Aim To identify markers associated with successful early extubation after paediatric cardiac surgery.
Methods Retrospective-prospective clinical study was performed in Paediatric Clinic and Heart Centre Clinical Centre Univerity of Sarajevo during period from 01.01.2006. till 01.01.2011. Study included 100 children up to 5 years of age with congenital heart disease with left–right shunt and opstructive congenital heart disease, Patients were devided into two groups: I Group-54 patients extubated within 12 h after surgery and Group II- 46 patients extubated more then 12 h after surgery.

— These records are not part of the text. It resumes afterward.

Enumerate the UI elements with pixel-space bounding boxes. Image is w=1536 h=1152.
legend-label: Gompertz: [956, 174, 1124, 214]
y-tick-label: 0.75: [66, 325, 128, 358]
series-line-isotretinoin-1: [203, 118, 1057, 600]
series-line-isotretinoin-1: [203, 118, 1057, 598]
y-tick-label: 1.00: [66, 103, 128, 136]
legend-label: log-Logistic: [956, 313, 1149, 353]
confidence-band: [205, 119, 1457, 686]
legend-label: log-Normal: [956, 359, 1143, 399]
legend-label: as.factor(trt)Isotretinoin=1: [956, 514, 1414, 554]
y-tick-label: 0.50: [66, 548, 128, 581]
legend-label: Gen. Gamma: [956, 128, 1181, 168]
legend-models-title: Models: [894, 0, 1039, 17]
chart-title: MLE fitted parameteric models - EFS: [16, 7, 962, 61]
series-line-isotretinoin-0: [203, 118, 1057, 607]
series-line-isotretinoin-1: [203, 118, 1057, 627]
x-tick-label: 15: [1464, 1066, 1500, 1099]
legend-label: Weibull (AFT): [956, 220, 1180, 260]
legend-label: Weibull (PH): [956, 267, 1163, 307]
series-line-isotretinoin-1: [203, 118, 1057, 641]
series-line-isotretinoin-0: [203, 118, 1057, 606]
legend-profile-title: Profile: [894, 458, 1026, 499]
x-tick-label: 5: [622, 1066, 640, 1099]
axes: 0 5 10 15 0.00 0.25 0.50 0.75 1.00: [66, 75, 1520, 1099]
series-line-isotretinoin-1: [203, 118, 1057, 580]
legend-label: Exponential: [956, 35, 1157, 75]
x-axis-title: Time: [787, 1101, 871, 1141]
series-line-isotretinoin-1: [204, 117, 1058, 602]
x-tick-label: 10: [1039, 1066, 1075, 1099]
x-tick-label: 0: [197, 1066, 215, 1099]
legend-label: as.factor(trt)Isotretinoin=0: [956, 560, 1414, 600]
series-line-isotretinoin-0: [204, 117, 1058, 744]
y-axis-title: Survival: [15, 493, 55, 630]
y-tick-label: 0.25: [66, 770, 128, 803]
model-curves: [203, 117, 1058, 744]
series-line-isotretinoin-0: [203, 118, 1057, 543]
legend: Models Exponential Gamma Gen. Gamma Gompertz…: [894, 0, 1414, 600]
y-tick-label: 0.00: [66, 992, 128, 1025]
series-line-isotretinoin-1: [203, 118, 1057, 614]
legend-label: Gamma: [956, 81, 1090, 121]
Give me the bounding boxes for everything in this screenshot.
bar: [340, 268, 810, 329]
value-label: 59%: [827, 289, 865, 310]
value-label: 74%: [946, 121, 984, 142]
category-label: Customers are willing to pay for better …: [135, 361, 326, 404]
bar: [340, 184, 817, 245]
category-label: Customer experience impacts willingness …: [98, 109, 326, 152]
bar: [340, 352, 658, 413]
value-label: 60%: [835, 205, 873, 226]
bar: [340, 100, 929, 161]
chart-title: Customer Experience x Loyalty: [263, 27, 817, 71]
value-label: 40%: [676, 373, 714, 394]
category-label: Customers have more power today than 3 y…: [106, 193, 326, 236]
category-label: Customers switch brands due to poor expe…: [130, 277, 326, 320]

Results The most frequently encountered preopeartive variables were age with odds ratio 4% 95% CI(1–7%), Down’s syndrome 8,5 95% CI (1,6–43,15), failure to thrive 4,3 95% CI(1–18). Statisticly significant postoperative data included lung disease (reactive airways, pneumonia, atelectasis, pneumothorax) and with odds ratio 35,1 95% CI (4–286) and blood transfusion with odds ratio 4,6 95% CI(2–12). Proven markers were age with cut of 21,5 months (sensitivity 74% and specificity 70%) and extracorporeal circulation (ECC) with cut of 45,5 min (sensitivity 71% and specificity 65%).
Conclusion Younger age and prolonged time ECC are markers associated with prolonged mechanical ventilation.